I think that every child can’t WAIT to grow up. Have their own place and be able to make their own rules in their home. I know I couldn’t wait. But and here comes a hindsight lesson. I wanted to get away from home so bad, I basically made a bad decision and ended up with a narcissistic “boyfriend”. The thing is we tend to migrate to what is familiar to us ( meaning abuse) just in a different form. I know some people think it’s crazy; but there are so many moving parts to this abusive situation that if you’ve not experienced it, or researched ( so to say) most of this will be incomprehensible. ( unless you’re a psychiatrist of some sort)

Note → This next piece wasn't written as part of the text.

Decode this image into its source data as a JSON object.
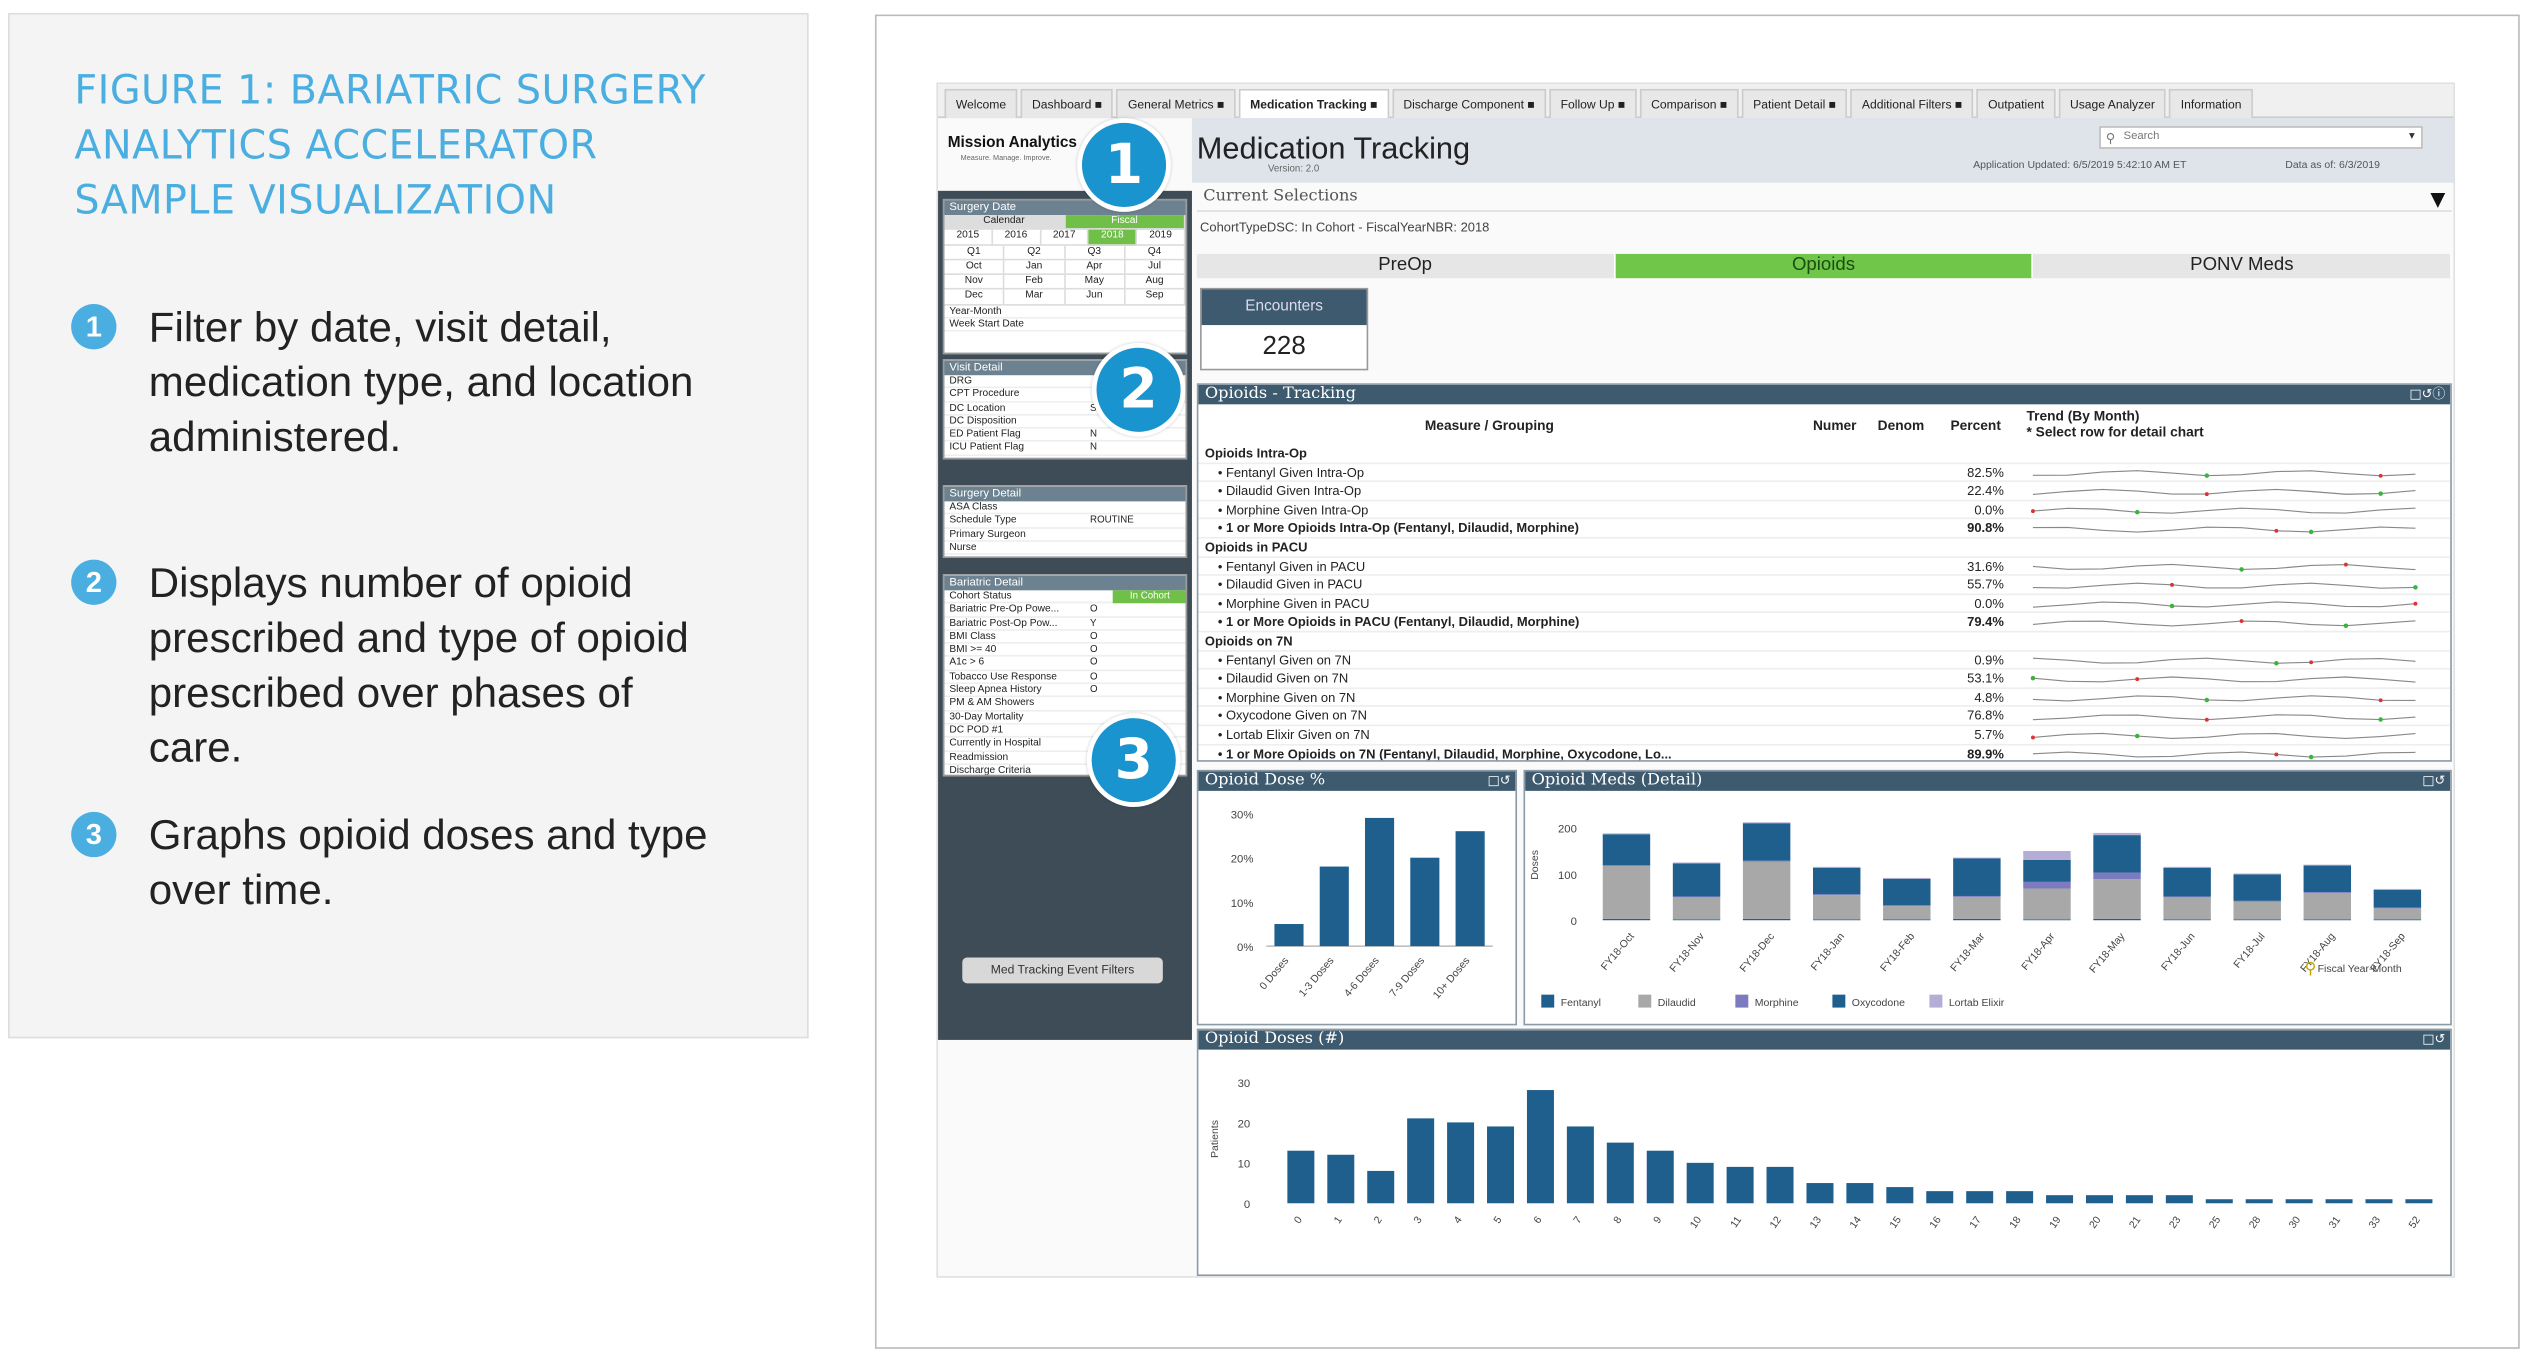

But that’s a blog for another day. So I was invaded so to say today. Not really because we had made an appointment to have these photos taken so the owner can put it on the market. But due to rain we had to reschedule. We did and TODAY was the day. Now I’m at the table working on my sewing machine. She was fussing about how the house looked nasty. ( it didn’t) it’s just small and cluttered. But that hit a nerve on me. Because when I do reorganize all this stuff, she sees that I did, and she will study the shelves, looking for SOMETHING to ask where it is. Mind you it’s not been used since it was bought years ago, BUT she wants to know where it is.😶 AND it has to be within arms reach. But when she said it ( the house looks nasty) the people for the photos knocked on the door, and instead of addressing mom on the issue, the lady and gentleman received my wrath. I hastily opened the door and said come on in and see our filthy home. I was so upset because of what was said that I took it out on the wrong people, and now I feel bad.
I did a blog on introverts, extroverts and ambiverts. I posed the question asking if people are born to be one of the three, or can they grow into or out of the three. I’m not even sure I am an introvert; but starting to think I have guarded my emotions for so long that fear, anger and or frustration are the only ones that can seep through. If I show excitement, or a sense of feeling happy, I have to explain why I’m in a good mood. Good gawd do you NEED a reason to feel happy, or excited? Most times I try to be accommodating to people, but if I do that in front of mom as soon as those people leave, she lays in on me for something I said, or did. She takes great pleasure in belittling me.